Fabergé in the Great War
Dec 30, 2015 - Dec 15, 2020
The display, which contains 43 items, introduces visitors to unusual products of the House of Fabergé. The unique collection has been provided by the ZAO Russian National Museum in Moscow.



On the eve of hostilities in 1914, around 600 people were working in Fabergé’s workshops. The outbreak of the First World War cut back production, but the firm adapted its workshops to the needs of wartime and began to manufacture items intended for the front. The exhibition presents various types of pieces of this sort – copper and brass field samovars and kettles, saucepans and washstands, a lighter and a spirits cup. The firm produced medical syringes and containers in which they could be sterilized. Of particular historical value is a sterilization vessel included in the exhibition that bears the inscription “Infirmary named after the Heir and Grand Duke Alexei Nikolayevich in the Winter Palace” along with the monograms of Empress Alexandra Feodorovna and her elder daughters, Grand Duchesses Olga and Tatyana, all three of whom served as nurses in the hospital that was set up in the state rooms of the Winter Palace. Another rare item is the basin inscribed “Field Hospital Train №143 named after Her Imperial Majesty Empress Alexandra Feodorovna”.
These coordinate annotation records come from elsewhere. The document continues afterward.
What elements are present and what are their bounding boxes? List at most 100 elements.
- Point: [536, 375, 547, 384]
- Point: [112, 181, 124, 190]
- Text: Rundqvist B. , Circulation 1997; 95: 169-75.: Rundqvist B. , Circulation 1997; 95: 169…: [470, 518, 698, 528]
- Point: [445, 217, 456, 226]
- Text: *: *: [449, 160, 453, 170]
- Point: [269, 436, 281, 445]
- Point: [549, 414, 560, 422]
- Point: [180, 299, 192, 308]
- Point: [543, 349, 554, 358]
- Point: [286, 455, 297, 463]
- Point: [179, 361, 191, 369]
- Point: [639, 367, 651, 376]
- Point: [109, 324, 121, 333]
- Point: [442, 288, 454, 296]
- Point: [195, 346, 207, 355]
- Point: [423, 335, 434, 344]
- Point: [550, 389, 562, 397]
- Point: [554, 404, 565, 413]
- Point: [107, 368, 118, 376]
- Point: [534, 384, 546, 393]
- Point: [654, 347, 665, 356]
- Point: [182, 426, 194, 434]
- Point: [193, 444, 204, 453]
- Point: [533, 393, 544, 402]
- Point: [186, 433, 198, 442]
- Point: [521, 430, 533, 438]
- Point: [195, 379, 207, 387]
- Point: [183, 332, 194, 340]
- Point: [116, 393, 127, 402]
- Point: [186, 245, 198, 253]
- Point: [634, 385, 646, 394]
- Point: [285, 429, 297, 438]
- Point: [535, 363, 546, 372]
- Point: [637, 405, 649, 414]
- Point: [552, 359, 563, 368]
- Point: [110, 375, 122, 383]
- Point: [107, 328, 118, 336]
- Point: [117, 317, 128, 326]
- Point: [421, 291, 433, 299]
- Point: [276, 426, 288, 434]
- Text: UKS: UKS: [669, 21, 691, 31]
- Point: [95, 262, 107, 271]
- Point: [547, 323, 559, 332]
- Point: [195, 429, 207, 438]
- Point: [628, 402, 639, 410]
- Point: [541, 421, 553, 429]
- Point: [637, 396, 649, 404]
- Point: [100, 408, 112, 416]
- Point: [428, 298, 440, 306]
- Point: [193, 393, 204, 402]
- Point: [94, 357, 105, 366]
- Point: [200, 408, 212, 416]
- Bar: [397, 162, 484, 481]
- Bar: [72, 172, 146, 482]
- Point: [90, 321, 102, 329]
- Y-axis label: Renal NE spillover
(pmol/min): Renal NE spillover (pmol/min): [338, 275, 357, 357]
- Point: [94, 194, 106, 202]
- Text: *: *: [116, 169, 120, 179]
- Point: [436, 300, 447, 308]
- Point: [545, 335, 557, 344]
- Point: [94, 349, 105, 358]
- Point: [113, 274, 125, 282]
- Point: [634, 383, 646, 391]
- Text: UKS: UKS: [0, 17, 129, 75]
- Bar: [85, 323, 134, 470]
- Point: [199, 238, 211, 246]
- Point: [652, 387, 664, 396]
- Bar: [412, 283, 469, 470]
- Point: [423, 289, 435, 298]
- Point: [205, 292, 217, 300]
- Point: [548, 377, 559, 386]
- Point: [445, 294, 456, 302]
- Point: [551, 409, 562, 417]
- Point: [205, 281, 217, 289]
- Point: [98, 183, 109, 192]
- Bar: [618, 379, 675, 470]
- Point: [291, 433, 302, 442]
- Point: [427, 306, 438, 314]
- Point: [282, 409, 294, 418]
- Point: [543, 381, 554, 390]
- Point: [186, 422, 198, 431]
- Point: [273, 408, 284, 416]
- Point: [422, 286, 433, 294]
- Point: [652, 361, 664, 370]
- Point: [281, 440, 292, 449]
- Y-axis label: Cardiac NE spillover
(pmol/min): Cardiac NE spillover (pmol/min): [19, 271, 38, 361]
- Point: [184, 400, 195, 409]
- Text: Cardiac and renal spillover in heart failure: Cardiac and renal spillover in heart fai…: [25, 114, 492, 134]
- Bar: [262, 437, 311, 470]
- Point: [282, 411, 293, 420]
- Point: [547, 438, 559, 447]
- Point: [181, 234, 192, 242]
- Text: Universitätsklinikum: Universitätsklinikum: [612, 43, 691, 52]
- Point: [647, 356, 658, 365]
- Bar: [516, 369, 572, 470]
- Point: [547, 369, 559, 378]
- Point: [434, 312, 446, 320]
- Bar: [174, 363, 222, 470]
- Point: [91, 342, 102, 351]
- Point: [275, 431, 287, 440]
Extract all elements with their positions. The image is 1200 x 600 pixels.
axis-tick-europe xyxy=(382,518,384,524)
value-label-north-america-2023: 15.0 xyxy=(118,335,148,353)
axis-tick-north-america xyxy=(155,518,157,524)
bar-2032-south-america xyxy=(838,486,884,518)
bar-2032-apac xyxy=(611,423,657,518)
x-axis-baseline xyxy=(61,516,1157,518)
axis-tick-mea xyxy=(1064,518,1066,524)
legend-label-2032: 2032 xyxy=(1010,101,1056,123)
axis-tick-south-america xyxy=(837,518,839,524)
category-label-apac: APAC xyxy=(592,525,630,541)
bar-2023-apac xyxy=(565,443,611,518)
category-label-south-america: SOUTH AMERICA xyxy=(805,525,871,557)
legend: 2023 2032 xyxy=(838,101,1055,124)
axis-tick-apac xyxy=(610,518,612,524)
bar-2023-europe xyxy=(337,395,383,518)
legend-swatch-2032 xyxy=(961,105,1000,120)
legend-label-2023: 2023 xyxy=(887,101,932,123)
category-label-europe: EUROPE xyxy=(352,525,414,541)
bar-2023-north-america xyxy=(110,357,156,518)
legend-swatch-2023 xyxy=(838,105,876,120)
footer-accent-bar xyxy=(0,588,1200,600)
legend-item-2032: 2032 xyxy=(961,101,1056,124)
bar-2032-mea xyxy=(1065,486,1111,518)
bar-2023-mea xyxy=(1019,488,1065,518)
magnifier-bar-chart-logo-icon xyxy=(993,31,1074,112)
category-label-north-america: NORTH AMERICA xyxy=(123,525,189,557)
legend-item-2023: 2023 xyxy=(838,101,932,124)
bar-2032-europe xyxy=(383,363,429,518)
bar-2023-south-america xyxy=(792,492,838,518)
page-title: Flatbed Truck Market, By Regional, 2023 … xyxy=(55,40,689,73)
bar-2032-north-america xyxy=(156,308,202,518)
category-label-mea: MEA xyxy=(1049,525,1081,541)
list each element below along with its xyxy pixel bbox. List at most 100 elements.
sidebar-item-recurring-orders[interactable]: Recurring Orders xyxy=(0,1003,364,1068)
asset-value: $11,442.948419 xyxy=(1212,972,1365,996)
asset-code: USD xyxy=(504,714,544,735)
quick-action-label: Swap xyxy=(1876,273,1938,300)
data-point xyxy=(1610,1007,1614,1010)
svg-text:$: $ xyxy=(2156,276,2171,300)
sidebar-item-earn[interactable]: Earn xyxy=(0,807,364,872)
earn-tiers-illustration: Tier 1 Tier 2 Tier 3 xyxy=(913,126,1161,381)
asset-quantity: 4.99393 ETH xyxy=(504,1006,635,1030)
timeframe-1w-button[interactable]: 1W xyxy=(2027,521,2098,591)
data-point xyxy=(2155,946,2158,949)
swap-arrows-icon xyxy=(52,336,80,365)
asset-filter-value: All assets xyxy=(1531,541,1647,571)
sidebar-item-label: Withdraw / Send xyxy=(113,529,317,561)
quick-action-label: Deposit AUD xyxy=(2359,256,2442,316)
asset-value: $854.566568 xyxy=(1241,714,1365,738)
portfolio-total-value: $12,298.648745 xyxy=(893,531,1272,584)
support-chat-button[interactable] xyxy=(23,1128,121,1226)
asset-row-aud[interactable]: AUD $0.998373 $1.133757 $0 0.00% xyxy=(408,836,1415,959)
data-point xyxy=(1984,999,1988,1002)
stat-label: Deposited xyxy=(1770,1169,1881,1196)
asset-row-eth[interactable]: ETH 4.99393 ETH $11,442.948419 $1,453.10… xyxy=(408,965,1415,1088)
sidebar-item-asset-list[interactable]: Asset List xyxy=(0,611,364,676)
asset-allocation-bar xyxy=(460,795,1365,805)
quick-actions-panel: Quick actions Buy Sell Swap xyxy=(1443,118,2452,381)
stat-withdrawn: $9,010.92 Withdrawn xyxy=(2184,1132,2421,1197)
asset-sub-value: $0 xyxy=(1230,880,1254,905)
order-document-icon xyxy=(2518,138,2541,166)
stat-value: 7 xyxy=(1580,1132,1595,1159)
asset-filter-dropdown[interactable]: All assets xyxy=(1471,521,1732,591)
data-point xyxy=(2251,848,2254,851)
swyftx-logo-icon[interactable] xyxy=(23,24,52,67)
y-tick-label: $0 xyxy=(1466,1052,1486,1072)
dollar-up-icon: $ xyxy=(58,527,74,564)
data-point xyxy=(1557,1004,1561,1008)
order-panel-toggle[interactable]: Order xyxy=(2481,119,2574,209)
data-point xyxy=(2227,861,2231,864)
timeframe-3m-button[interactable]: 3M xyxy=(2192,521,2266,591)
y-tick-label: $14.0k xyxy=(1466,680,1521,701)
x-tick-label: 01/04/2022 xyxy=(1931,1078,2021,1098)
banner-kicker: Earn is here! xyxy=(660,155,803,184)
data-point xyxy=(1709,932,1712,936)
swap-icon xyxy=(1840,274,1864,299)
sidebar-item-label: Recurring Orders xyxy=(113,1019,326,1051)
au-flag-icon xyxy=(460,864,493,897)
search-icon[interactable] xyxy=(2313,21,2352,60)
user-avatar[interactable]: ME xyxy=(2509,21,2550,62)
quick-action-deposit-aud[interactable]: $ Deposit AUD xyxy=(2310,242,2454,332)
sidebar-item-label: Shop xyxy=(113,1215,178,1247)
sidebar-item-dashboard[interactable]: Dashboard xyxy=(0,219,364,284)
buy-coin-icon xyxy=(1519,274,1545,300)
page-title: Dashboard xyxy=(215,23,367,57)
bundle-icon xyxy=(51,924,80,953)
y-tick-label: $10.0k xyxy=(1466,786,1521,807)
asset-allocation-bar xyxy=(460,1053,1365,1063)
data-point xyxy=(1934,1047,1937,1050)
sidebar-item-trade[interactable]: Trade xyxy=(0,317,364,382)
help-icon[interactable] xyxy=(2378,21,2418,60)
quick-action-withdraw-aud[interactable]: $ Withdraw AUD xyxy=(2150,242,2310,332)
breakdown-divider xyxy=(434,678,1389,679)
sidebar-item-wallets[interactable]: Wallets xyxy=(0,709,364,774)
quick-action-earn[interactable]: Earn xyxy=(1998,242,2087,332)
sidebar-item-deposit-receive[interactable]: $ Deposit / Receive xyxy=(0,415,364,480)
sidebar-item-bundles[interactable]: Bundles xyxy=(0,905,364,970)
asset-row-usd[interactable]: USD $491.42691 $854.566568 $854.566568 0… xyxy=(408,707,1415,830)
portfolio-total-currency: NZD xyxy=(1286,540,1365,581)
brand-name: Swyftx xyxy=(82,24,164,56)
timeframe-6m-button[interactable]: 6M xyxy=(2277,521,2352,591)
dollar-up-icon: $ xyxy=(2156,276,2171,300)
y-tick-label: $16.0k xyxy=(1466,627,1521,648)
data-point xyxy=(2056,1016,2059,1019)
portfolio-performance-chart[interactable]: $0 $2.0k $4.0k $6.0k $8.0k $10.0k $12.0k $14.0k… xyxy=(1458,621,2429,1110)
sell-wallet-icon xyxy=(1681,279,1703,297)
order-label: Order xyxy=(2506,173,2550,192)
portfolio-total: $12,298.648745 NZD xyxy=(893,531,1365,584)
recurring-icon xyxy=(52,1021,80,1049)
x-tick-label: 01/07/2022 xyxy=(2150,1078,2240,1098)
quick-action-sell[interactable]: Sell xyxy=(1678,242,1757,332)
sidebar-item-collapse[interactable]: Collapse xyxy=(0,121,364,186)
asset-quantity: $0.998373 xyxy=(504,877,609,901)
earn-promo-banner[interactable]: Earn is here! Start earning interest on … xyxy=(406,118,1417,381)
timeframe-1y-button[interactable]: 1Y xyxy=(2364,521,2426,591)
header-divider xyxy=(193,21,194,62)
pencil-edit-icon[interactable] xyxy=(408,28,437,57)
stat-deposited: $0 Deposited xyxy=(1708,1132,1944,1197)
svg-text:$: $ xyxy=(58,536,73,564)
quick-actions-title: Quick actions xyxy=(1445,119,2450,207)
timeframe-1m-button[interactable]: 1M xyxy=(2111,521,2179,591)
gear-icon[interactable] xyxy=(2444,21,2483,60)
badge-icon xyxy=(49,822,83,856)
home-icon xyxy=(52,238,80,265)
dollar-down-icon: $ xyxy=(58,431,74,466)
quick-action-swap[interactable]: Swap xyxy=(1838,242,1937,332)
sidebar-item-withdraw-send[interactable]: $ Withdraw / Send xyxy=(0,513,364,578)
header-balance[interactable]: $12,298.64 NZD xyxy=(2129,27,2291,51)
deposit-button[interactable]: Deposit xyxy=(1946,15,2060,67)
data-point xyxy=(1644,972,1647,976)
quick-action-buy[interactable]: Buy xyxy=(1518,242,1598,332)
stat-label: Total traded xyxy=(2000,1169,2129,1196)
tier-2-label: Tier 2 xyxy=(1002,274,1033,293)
After receiving a military order, the Fabergé workshops began to produce percussion tubes, spacing sleeves, grenades and cartridge cases. Fabergé’s Moscow factory was renamed the Moscow Mechanical Works. Fabergé reported to the War Department that “during the war I have opened a mechanical works where some 600 persons are employed, engaged exclusively in work connected with the defence of the state. At the present time, the firm is already completing the first order for 6,500,000 hand grenades, as proof of which I am attaching a notarized copy of the certificate from the Central Military-Industrial Committee with the number 4758.” On 23 March 1917, in a letter to Alexander Kerensky, the Minister of Justice in the new Provisional Government, he wrote that his works was “meeting a large order for the Chief Administration of Artillery for 2,000,000 brass artillery cartridges of the 1915 pattern.” The War Department repeatedly held up the products of Fabergé’s firm as an example of care and precision in manufacturing. Included in the exhibition is the bell that was rung to announce the start and end of the working day at Carl Fabergé’s Moscow Mechanical Works.



At the same time, Fabergé continued to work on commissions for the imperial family. Shortly before the war, for Easter, 6 April 1914, the firm produced a silver Easter egg decorated with the monograms of Emperor Nicholas II and Alexandra Feodorovna that the Empress presented to her husband.